Plaintiff, Frischhertz Electric Company, Inc., filed this suit against the defendants, Strickland Transportation Co., Inc., and its cargo liability insurer, Transport Insurance Company, to recover the sum of $818.79, representing the replacement cost of eight cadium batteries allegedly damaged in transit between the manufacturer’s New York warehouse and its destination in New Orleans.
Defendant, Strickland, answered denying liability. In the alternative, it pleaded plaintiff’s recovery should be limited to the contents of two cartons that plaintiff noted were damaged when the goods were received. The defendant insurer filed no answer, and this is noted in the record; however, plaintiff did not move for a default judgment and this claim was not considered.
From a judgment dismissing plaintiff’s suit against Strickland on a finding that the plaintiff failed to establish the liability of the carrier by a preponderance of the evidence, plaintiff has prosecuted this appeal.
The record reveals plaintiff received a shipment of electrical supplies at a job site in Arabi, Louisiana, from the Lightalarms Electronics Corporation in Brooklyn, New York and eight wet batteries included therein were damaged by leaking acid. The record does not disclose whether the damaged merchandise was a total loss or whether plaintiff made any attempt to minimize its damages. We need not discuss at length the evidence relating to custody of the merchandise at the time it was damaged, because plaintiff failed to prove that the defendant, Strickland, received the batteries from the manufacturer in Brooklyn, New York.

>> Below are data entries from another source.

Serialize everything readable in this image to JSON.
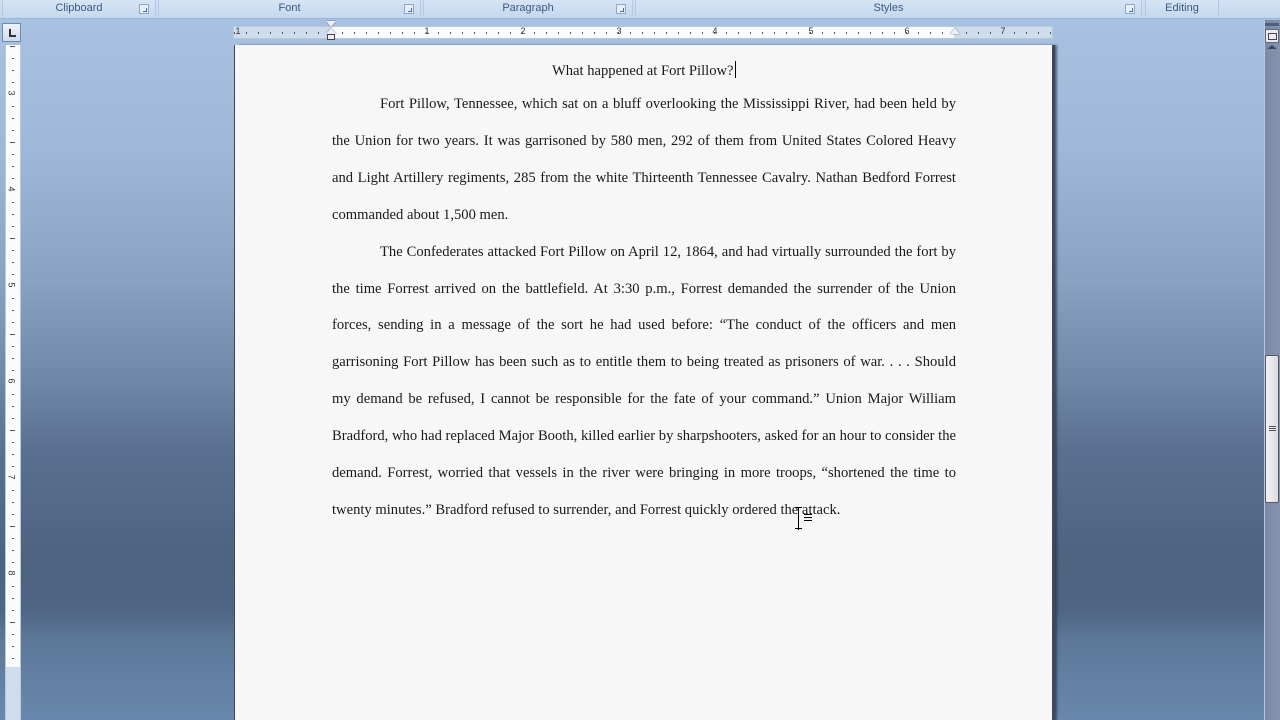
{
  "ribbon": {
    "groups": [
      {
        "label": "Clipboard",
        "has_launcher": true
      },
      {
        "label": "Font",
        "has_launcher": true
      },
      {
        "label": "Paragraph",
        "has_launcher": true
      },
      {
        "label": "Styles",
        "has_launcher": true
      },
      {
        "label": "Editing",
        "has_launcher": false
      }
    ]
  },
  "ruler": {
    "horizontal_numbers": [
      "1",
      "1",
      "2",
      "3",
      "4",
      "5",
      "6",
      "7"
    ],
    "vertical_numbers": [
      "3",
      "4",
      "5",
      "6",
      "7",
      "8"
    ],
    "units": "inches"
  },
  "document": {
    "title": "What happened at Fort Pillow?",
    "paragraphs": [
      "Fort Pillow, Tennessee, which sat on a bluff overlooking the Mississippi River, had been held by the Union for two years. It was garrisoned by 580 men, 292 of them from United States Colored Heavy and Light Artillery regiments, 285 from the white Thirteenth Tennessee Cavalry. Nathan Bedford Forrest commanded about 1,500 men.",
      "The Confederates attacked Fort Pillow on April 12, 1864, and had virtually surrounded the fort by the time Forrest arrived on the battlefield. At 3:30 p.m., Forrest demanded the surrender of the Union forces, sending in a message of the sort he had used before: “The conduct of the officers and men garrisoning Fort Pillow has been such as to entitle them to being treated as prisoners of war. . . . Should my demand be refused, I cannot be responsible for the fate of your command.” Union Major William Bradford, who had replaced Major Booth, killed earlier by sharpshooters, asked for an hour to consider the demand. Forrest, worried that vessels in the river were bringing in more troops, “shortened the time to twenty minutes.” Bradford refused to surrender, and Forrest quickly ordered the attack."
    ]
  },
  "icons": {
    "tab_selector": "left-tab-stop-icon",
    "view_ruler": "view-ruler-icon",
    "cursor": "i-beam-cursor-icon"
  },
  "scrollbar": {
    "position_fraction": 0.52
  }
}
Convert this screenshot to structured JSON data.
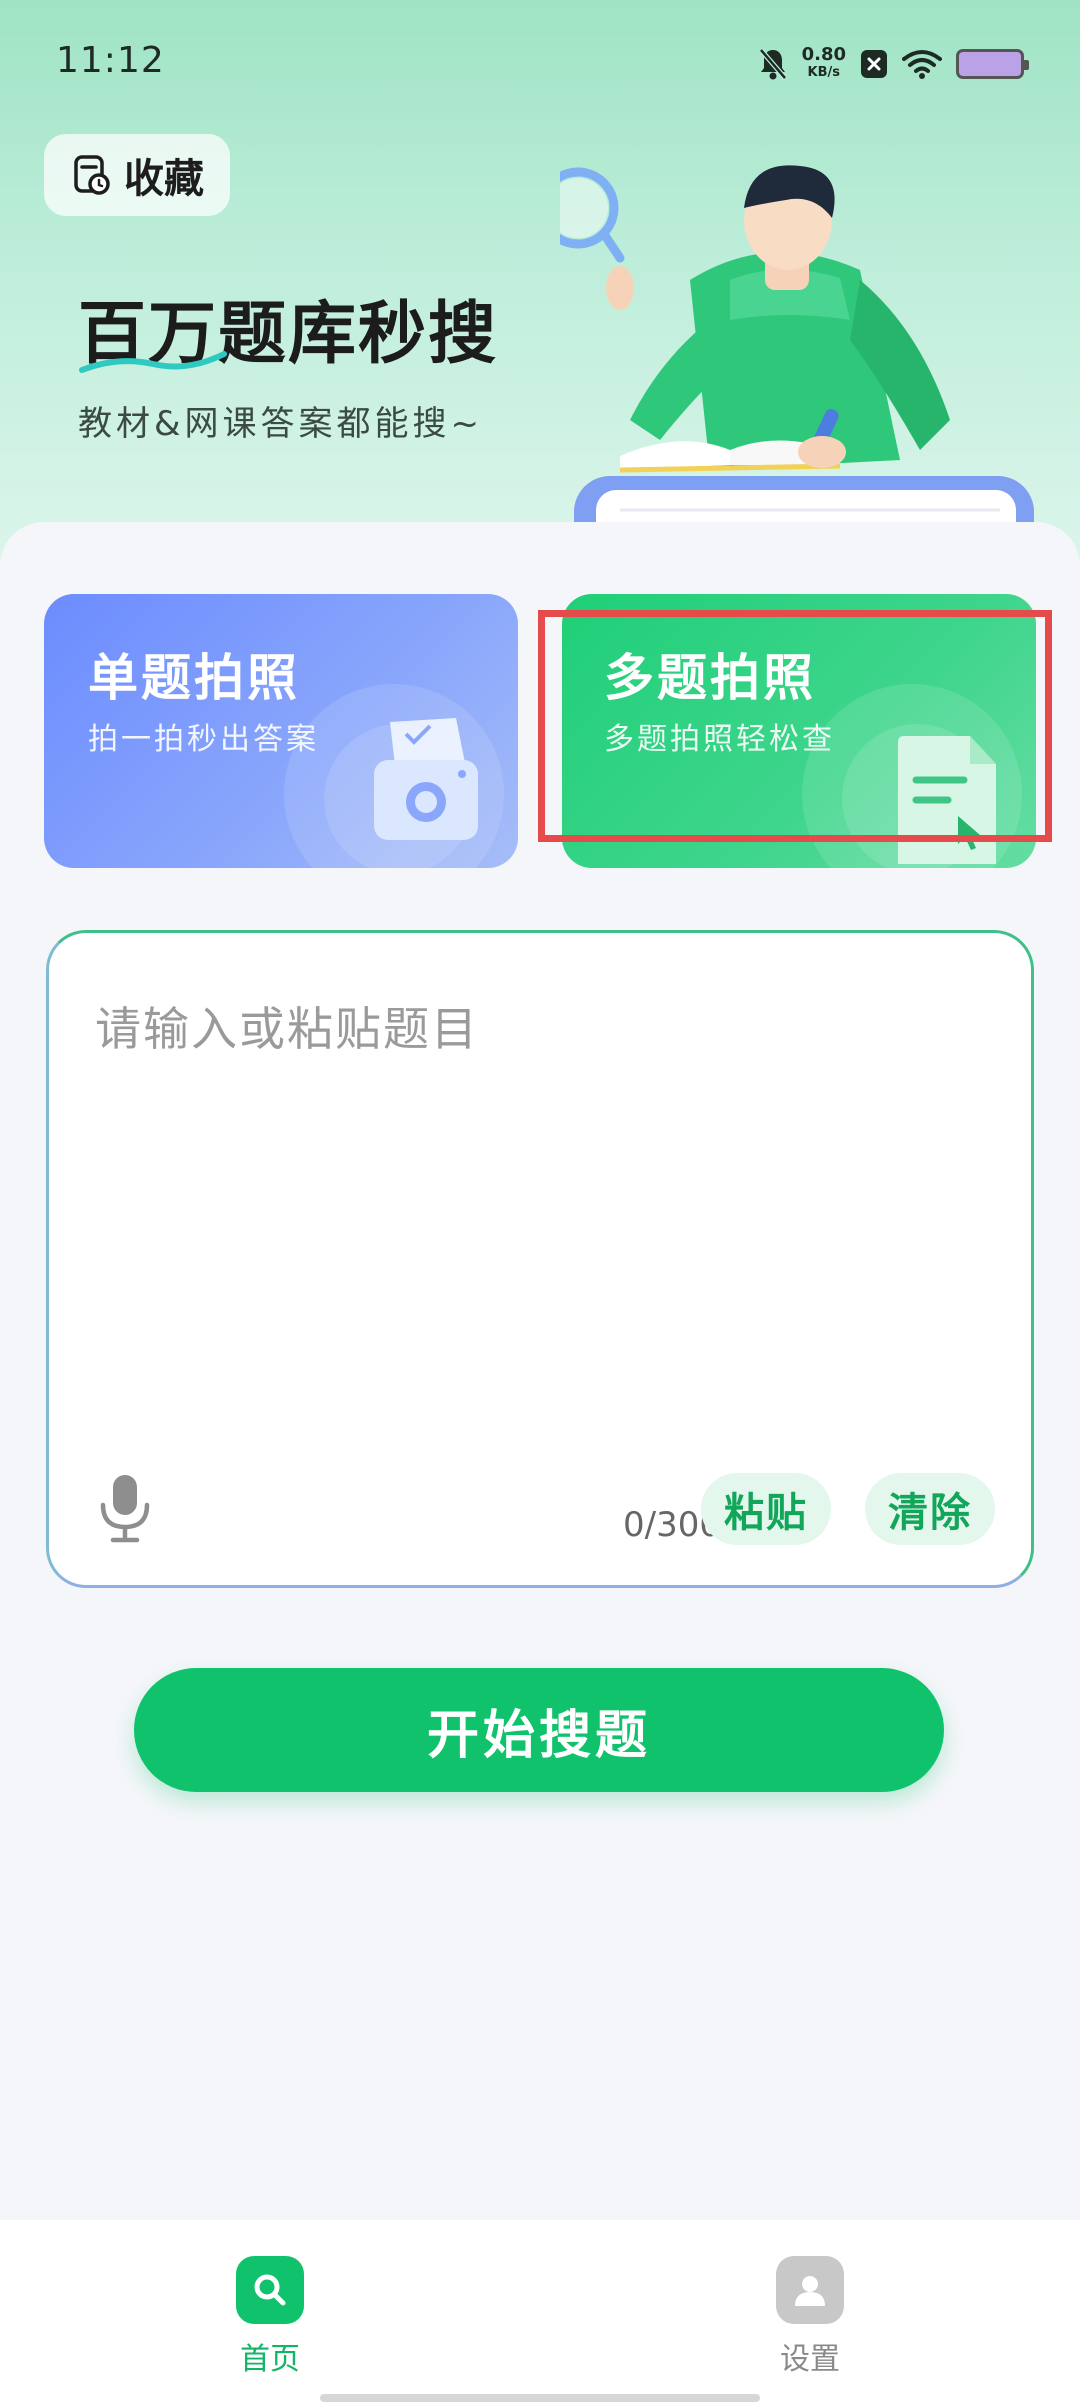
{
  "status_bar": {
    "time": "11:12",
    "net_speed_value": "0.80",
    "net_speed_unit": "KB/s",
    "icons": [
      "bell-muted-icon",
      "close-box-icon",
      "wifi-icon",
      "battery-icon"
    ]
  },
  "header": {
    "favorites_label": "收藏",
    "title": "百万题库秒搜",
    "subtitle": "教材&网课答案都能搜~"
  },
  "cards": {
    "single": {
      "title": "单题拍照",
      "desc": "拍一拍秒出答案"
    },
    "multi": {
      "title": "多题拍照",
      "desc": "多题拍照轻松查"
    }
  },
  "input": {
    "placeholder": "请输入或粘贴题目",
    "char_count": "0/300",
    "paste_label": "粘贴",
    "clear_label": "清除"
  },
  "search_button_label": "开始搜题",
  "bottom_nav": {
    "home_label": "首页",
    "settings_label": "设置"
  },
  "colors": {
    "brand_green": "#10c26b",
    "single_card_blue": "#6c8cff",
    "highlight_red": "#e64b4b"
  }
}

To recover the value of goods damaged in transit from the common carrier, the consignee must prove: (1) the carrier received the goods from the manufacturer in good condition; (2) the merchandise arrived damaged; and (3) the amount of the loss.1
In conformity with the rationale emanating from Yuspeh, plaintiff could have met its burden by producing the original bill of lading showing the merchandise was received by the carrier without an exception to its condition being noted. But the bill of lading in this case, when considered with other freight bills, raises a doubt as to whether Strickland was the carrier at the point of origin. We refer to these items:
(1) The bill of lading has this notation: “To H & R Trucking Co.” This carrier’s name is stamped on the bill. In another place, Strickland appears as the carrier.
(2) The freight bill shows Strickland issues its bill from South Kearny, New Jersey.
*238(3) The exception issued by Strickland noting damage to two cartons on arrival in Arabi, shows there were three points of transfer between Brooklyn and the Arabi job site.
Defendant denied receiving the merchandise in Brooklyn in its answer, and the bill of lading does not prove this point. We are convinced that the plaintiff should have explained how H & R Trucking Company fits into the picture and this it failed to do. The three points of transfer en route raises the possibility that another carrier was involved, particularly since another firm is noted on the bill of lading. The record does reflect Strickland transferred the merchandise at New Orleans from one truck to another but the third transfer is not explained.
We are of the opinion that the plaintiff was required to clarify or explain these questions to meet its burden of proof and this it failed to do. Accordingly, we agree with the result reached by the lower court.
For the reasons assigned, the judgment appealed from is affirmed.
Affirmed.
. Yuspeh v. Acme Fash Freight, 222 La. 747, 63 So.2d 743 (1953).